A thickly built, explosive athlete, Moore has always been adept at getting down the field and making the most of his opportunities once he gets there. According to Pro Football Focus, Moore has posted an average depth of target of at least 10.8 yards in four of his five pro seasons. In 2022, his ADOT was a career-high 14 yards. He caught 14 passes more than 20 yards downfield last season, scoring four of his seven touchdowns on such plays.
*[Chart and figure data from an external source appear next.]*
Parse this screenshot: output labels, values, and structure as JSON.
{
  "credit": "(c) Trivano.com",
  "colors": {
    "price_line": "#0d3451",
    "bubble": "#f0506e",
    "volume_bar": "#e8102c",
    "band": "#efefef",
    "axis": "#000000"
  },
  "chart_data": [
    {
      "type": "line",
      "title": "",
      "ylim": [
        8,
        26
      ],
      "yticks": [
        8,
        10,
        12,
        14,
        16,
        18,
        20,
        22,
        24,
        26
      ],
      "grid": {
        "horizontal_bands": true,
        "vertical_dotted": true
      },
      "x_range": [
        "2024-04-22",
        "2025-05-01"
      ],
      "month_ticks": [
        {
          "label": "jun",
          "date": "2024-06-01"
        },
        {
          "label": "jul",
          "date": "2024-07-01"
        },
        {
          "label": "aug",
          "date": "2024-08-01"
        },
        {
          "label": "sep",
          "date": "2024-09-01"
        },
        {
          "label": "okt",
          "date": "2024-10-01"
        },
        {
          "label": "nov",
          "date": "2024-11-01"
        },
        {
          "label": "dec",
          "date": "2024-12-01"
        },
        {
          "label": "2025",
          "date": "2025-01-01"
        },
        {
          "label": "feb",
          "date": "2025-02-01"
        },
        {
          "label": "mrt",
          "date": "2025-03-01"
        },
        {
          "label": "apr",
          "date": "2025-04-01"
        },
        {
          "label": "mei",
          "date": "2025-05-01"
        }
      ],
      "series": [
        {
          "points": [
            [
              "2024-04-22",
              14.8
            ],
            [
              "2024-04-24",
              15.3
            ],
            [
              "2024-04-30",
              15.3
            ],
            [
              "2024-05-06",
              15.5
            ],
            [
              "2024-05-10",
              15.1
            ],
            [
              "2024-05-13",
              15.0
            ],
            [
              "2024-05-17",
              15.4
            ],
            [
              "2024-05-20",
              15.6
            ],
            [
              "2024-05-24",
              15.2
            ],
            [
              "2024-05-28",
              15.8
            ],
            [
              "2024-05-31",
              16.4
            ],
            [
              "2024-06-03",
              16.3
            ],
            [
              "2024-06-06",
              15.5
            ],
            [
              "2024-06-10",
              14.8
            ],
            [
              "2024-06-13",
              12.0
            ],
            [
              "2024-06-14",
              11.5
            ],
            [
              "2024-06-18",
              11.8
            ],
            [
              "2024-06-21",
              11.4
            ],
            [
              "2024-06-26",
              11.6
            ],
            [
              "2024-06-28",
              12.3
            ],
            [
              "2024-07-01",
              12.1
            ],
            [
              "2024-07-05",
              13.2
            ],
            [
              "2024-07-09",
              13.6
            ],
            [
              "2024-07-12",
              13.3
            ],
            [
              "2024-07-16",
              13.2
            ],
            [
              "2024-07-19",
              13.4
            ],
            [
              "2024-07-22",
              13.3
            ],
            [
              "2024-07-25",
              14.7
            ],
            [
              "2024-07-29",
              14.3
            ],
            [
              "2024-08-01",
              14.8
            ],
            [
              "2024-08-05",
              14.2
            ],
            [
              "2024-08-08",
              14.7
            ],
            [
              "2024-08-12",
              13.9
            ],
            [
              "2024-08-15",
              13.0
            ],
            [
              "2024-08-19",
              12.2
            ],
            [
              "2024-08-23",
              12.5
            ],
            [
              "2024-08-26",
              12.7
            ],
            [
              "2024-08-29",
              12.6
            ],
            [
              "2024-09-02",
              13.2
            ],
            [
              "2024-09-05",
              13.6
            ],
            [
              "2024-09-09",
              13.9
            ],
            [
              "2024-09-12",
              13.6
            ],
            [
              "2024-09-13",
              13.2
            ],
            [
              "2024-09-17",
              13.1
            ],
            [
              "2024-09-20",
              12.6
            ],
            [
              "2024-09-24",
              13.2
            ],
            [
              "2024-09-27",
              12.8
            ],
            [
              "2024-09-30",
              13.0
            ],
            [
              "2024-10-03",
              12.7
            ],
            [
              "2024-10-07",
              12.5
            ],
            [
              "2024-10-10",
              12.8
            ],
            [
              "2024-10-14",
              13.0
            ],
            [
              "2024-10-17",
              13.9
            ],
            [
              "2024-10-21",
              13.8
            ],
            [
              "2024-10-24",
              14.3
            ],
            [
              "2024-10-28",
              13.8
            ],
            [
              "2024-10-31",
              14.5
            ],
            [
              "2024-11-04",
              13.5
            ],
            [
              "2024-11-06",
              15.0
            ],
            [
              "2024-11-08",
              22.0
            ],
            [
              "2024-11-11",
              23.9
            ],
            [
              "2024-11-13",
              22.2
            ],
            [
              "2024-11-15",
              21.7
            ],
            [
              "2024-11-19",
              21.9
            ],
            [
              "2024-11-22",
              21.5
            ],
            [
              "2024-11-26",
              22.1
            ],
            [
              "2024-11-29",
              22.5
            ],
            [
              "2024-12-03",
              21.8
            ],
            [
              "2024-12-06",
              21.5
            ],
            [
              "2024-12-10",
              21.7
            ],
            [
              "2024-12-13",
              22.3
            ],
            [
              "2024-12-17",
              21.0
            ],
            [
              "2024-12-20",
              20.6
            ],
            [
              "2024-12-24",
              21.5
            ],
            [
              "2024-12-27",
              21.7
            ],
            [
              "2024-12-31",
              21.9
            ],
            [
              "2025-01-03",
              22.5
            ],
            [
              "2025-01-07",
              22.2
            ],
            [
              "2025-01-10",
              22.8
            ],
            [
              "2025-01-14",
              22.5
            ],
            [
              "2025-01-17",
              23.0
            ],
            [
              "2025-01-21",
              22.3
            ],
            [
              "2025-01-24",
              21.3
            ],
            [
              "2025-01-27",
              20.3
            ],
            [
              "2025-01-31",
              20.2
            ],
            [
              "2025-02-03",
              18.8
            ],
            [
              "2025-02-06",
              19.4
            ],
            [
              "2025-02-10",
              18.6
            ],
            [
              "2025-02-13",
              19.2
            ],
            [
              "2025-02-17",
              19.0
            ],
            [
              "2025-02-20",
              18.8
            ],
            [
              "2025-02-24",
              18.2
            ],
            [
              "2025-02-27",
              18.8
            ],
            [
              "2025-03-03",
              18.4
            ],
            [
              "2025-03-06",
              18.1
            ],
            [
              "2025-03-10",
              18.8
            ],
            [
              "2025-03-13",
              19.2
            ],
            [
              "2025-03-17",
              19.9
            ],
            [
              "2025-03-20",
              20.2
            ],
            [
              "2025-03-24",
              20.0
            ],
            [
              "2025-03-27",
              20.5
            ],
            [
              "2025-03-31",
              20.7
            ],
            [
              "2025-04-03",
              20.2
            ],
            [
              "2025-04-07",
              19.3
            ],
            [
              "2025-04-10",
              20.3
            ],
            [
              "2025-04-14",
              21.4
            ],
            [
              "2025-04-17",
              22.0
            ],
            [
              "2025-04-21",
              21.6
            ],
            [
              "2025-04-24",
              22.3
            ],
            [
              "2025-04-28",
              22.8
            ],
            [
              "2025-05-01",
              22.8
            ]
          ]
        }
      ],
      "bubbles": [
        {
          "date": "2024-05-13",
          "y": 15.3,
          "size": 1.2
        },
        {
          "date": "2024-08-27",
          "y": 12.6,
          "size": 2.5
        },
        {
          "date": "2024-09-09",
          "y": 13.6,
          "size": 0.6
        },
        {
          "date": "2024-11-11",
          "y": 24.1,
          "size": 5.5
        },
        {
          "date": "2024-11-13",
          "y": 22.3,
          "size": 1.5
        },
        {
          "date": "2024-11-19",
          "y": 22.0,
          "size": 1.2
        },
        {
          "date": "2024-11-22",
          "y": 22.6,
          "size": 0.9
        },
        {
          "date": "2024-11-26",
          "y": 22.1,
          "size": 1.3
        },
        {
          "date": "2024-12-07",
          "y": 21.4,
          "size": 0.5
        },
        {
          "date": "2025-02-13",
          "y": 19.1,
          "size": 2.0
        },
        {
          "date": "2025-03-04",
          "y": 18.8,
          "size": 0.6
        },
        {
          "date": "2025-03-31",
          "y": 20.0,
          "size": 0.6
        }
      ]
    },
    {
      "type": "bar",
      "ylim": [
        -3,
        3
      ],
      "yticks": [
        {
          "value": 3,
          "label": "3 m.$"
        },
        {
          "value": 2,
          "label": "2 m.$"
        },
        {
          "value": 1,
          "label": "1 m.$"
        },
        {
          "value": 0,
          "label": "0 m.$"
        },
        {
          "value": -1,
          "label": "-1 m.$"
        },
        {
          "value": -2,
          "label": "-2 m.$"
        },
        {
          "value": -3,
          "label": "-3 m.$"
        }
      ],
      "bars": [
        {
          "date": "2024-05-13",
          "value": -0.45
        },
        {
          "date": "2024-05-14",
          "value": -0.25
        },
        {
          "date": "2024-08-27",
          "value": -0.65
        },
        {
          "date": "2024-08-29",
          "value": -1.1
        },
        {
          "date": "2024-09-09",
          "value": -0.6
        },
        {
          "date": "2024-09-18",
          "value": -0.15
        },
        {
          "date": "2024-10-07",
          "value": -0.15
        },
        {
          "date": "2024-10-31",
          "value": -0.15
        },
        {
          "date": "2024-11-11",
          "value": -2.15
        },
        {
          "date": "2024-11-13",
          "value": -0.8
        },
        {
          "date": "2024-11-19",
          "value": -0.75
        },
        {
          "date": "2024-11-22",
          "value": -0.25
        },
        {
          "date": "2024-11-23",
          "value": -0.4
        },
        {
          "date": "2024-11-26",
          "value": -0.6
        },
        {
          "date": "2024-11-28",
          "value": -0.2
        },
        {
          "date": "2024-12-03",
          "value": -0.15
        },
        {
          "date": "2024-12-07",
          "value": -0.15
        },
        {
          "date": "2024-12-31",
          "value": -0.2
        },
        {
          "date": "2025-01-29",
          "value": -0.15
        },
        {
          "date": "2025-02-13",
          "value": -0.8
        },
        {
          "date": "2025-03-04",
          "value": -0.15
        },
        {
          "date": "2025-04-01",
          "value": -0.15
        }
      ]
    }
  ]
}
His yards after the catch took a corresponding dip in 2022, but that’s understandable; it’s harder to generate YAC on deep balls. But in 2021, he averaged 4.8 yards after the catch, good for 11th in the league among receivers with at least 90 targets. In 2020, he ranked second, and in 2019 he was 15th.
Moore produces both from the slot and split wide, but you should look for him to line up primarily outside if his time in Carolina is a guide. He played 279 snaps in the slot in 2022, a career-high, but only broke 200 snaps in the slot one other time over his five seasons with the Panthers.
How does Moore fit with the Bears?
All of this seems like a package specifically designed to help Justin Fields. It’s not Packers homerism to say that Fields has not been a polished passer at the NFL level. By traditional and advanced metrics alike, he has been inefficient, ineffective, and unproductive. True, he’s been more than effective as a runner, but being an elite runner as a quarterback isn’t enough to make up for your shortcomings as a passer when your shortcomings are as extensive as what we’ve seen from Fields through two seasons.
You can hope to reverse that ineffectiveness in two ways: either by helping Fields improve as a thrower or by adding better players around him. It’s possible Fields could still get better at the raw fundamentals of passing, but the Bears have opted for a quicker approach. By adding Moore (and others), they can get a real look at what Fields can do this year before having to do things like decide on his fifth-year option or, perhaps more importantly, putting the rest of the draft assets they required from the Panthers into play. After all, if Fields doesn’t get better, the players you acquired to help him would still be capable of helping whoever succeeds him.
In any case, Moore seems to help Fields in two obvious ways. Adding a high-YAC player like Moore is an easy way to gin up some passing efficiency. Just look at what Deebo Samuel and company have done for the 49ers. If Fields can simply get Moore the ball on time and on target, Moore can do quite a bit of the rest of the work himself.
But Moore may also help Fields improve his deep passing. Accuracy may still be an issue, but it seems like just having someone — anyone — to throw to down the field could help Fields shore up some of his problems there. In 2022, Fields completed just 18 of 51 passes targeted 20 yards down the field or more, a rate of just 35.3%. Anything is possible, but it’s hard to imagine him being worse than that with Moore on the field.
If nothing else, Moore should help the Bears answer some questions about their quarterback, and if he can definitively show Chicago what they have in Fields, he’s probably already been worth it.